Pablo Gómez
El dedo en la llaga
Cuauhtémoc Cárdenas ha puesto el dedo en la llaga al exigir que se brinden los testimonios y se exhiban los documentos relacionados con la represión al movimiento estudiantil de 1968. Este ha sido el propósito de la comisión de diputados nombrada por la Cámara, como respuesta a una vieja exigencia que viene desde aquel año en que la juventud repudió el sistema antidemocrático y represivo.
El planteamiento de que la institución militar actuó en la represión como instrumento del poder del Estado, especialmente del Presidente, pero también de todo el régimen político, con el respaldo de la totalidad de la burocracia estatal, de los líderes empresariales y demás expresiones del sistema, es tan viejo como el mismo movimiento estudiantil. Nadie se ha engañado nunca al respecto. Los jefes militares represores no perseguían objetivos exclusivos, sino los de defender, obedeciendo órdenes, al Presidente, a la política de éste y a la continuidad del sistema político.
Existe una diferencia evidente entre la acción del ejército contra el régimen constitucional de Allende, o en tantos otros golpes de Estado en América Latina, donde los militares se hicieron del gobierno, y la vergonzosa acción de algunos jefes castrenses en México que obedecieron las órdenes presidenciales sin la menor resistencia y a pesar de que la obediencia debida no puede aplicarse cuando se cometen crímenes.
La responsabilidad de los generales que estuvieron al mando de las operaciones represivas corresponde a ellos mismos, por lo que no se trata de que el Ejército, como institución, tenga que comparecer ante el tribunal de la conciencia pública.
Sin embargo, es evidente también que, en México, el Ejército fue priízado y entendió su función originaria de defensa de la nación y del país como aquella otra de sacar la cara por el PRI, es decir, por el partido-Estado. Y esta situación -aunque no lo señala Cárdenas- es plenamente vigente, con una agravante que sí deja entrever el gobernador capitalino: el Ejército se encuentra aislado de la sociedad y, como cuerpo cerrado, entiende toda crítica contra alguno de sus jefes como ataque a la institución. Por esta vía, las fuerzas armadas mexicanas son menos institucionales y más partidistas.
Los elogios persistentes al Ejército por parte de los políticos del PRI es una costumbre que ha llevado a las fuerzas armadas a considerarse a sí mismas como un cuerpo intocable.
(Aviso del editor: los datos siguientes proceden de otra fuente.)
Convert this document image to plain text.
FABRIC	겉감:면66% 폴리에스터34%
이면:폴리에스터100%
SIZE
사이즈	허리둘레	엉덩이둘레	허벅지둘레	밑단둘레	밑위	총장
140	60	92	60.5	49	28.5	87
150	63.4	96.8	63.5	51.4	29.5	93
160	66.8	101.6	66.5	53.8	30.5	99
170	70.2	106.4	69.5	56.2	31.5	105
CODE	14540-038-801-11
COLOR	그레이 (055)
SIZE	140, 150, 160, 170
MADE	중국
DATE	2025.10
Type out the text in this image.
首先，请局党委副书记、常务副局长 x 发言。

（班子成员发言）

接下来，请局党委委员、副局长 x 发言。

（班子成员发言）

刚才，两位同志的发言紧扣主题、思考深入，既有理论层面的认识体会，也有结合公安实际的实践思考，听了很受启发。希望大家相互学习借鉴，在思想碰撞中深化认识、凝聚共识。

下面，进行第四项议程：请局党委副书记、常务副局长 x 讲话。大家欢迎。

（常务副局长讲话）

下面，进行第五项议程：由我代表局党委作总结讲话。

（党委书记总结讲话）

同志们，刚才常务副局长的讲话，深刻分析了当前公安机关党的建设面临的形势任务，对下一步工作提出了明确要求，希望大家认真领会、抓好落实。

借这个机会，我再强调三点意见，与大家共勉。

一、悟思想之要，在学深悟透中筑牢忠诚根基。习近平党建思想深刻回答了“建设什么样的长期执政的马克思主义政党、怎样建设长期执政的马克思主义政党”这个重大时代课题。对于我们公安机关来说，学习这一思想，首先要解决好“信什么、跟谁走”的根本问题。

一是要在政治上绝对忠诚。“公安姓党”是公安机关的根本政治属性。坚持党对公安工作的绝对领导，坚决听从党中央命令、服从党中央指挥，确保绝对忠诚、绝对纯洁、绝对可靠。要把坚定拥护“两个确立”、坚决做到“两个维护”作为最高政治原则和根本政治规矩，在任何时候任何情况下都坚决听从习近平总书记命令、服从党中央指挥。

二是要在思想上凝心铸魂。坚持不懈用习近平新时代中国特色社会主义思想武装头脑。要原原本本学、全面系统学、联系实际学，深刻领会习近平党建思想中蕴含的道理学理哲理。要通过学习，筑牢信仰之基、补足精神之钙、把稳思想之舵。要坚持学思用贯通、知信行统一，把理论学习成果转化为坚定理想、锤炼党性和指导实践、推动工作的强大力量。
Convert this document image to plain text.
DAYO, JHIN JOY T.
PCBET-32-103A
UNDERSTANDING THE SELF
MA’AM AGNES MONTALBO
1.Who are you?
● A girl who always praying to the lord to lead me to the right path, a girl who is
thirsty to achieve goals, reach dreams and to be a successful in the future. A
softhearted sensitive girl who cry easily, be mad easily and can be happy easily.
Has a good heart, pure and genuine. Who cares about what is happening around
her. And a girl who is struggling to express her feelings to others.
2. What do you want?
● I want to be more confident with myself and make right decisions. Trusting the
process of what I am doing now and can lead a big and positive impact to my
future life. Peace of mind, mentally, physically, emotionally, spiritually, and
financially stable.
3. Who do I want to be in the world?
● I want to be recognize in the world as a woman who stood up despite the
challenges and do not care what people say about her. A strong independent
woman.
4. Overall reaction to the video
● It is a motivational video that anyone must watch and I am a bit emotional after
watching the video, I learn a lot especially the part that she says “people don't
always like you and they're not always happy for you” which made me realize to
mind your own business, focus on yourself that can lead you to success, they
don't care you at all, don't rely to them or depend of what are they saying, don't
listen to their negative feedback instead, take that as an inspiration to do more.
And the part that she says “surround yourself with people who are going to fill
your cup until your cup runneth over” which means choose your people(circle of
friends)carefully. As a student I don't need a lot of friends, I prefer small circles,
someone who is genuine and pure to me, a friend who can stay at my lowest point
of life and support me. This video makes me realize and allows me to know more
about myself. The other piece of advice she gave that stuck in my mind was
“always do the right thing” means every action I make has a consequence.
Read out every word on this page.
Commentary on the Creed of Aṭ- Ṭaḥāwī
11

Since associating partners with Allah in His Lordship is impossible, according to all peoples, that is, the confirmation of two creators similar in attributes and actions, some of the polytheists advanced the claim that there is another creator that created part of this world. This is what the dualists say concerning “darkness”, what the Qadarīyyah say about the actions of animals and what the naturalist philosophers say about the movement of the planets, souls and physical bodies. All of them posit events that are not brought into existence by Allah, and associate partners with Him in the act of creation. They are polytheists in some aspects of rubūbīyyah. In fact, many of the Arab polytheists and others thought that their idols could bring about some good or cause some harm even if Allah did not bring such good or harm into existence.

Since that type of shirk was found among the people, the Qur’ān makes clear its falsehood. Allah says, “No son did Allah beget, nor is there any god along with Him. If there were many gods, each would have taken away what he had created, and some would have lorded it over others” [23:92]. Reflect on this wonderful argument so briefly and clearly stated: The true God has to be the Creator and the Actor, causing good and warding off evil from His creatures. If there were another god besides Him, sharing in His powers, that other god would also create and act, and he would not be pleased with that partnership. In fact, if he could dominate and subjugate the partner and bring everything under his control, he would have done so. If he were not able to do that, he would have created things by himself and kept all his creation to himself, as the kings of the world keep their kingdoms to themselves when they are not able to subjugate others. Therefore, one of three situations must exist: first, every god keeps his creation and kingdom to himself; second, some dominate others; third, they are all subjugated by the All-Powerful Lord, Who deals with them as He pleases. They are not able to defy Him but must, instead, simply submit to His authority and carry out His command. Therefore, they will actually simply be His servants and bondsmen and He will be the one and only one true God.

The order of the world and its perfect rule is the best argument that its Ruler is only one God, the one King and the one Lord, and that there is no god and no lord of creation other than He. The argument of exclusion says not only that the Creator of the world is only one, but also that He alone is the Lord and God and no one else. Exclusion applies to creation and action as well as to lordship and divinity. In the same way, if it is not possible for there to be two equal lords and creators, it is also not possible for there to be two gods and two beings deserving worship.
Cárdenas nos está diciendo que cualquier militar puede ser juzgado, en el sentido penal o en el histórico, sin que el veredicto implique necesariamente un ataque a la institución castrense como tal.
Los archivos de la Secretaría de la Defensa Nacional han permanecido cerrados, a pesar de que los diputados han solicitado los documentos relacionados con las represiones de 1968. El jefe del Ejército -el Presidente- y el comandante del mismo -el secretario del ramo- se han negado reiteradamente a entregar copia de los escritos, de la misma forma en que los mandos civiles y militares de entonces se han negado a testimoniar. Quienes así proceden, evidentemente esconden información. Este es el problema, pues la represión militar contra el movimiento de 1968 no está en duda por nadie, ni siquiera por aquellos -algunos más bien policías que soldados-, que saben perfectamente que el movimiento estudiantil fue pacífico.
Cárdenas se ha pronunciado en favor de que las autoridades civiles y militares de entonces brinden su testimonio, que dejen de callar, que digan lo que vivieron, que informen no solamente sobre sus acciones, sino también sobre las órdenes que recibieron.
Hayan proscrito o no los delitos de entonces, el derecho a la memoria de una nación no se agota con el simple transcurrir del tiempo; cuantos más años pasen de aquel movimiento, el país tendrá mayor necesidad de saber lo que ocurrió y de conocer con absoluta claridad quiénes fueron los represores. Esto es lo que demanda Cárdenas.
Pero, además, es necesario un reconocimiento del Estado mexicano, como tal, de que la represión contra el movimiento estudiantil de 1968 fue completamente injustificada y que los propósitos de los jóvenes eran por completo limpios, democráticos y convenientes para el país. Para ello, se requerirá, sin duda, que el poder cambie de manos.